Another advantage, in the Tigers’ mind, from Manning’s devotion to two sports is that it reduced mileage on Manning’s teenage arm.

“We’re very pleased he wasn’t a high-innings guy,” Owen said, speaking, as one example, to Manning’s senior season when he threw 401/3 innings, striking out 77 and walking 21. “And that’s why we’re going to be very careful this summer. There’s a lot going on with a young man getting into pro ball. He’s getting to know the feeling of showing up every day at the ballpark, feeling his body’s adjustment.”

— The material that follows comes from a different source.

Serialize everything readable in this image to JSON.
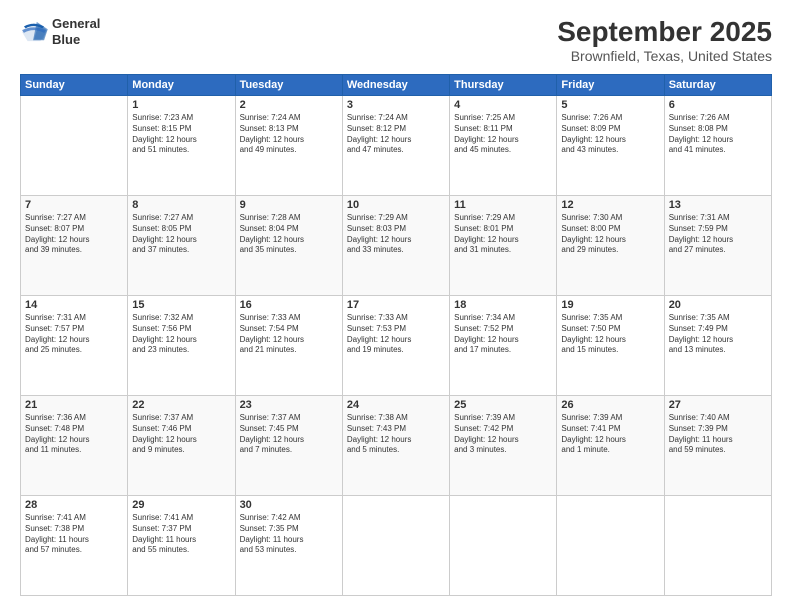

There are multiple coaches and gurus supervising Manning, which is the case in the GCL. It’s a rookie and training league that now features two Tigers teams after the Tigers closed their Venezuelan Summer League entry and moved it to the Lakeland complex.

A.J. Sager (roving minor-league pitching coach) and Jaime Garcia, (extended spring-training pitching coach) work in partnership with GCL pitching tutor Nick Avila.

The goal is to refine skills, which in Manning’s or any teen’s case, are rough. Manning’s hit total (23 in 23⅓ innings) is testimony there.

“That hit number is going to go down,” Owen said. “Once he learns to set up hitters, and read swings better, the hits will decrease. Right now, he’s giving some hits up on pitches that later on you probably won’t see him throw in certain situations.

“But we’re very happy with the walks and strikeouts and, really, just his overall composure. He’s a very mature kid.

“It can be a rough baptism, professional baseball,” Owen said. “Getting acclimated, being on your own a lot, a lot of time to yourself off the field. But I’ve met his dad, and being a professional athlete himself, the kid has some support there.”

A program is in place, and not only for Manning. The GCL schedule runs through this month. Heading into autumn, prospects are headed for intense schooling at the team’s on-field seminars known as the Instructional League.

And then, there’s a short offseason. After which everything begins again on that long, and often lonely, journey and bid to crack the big leagues.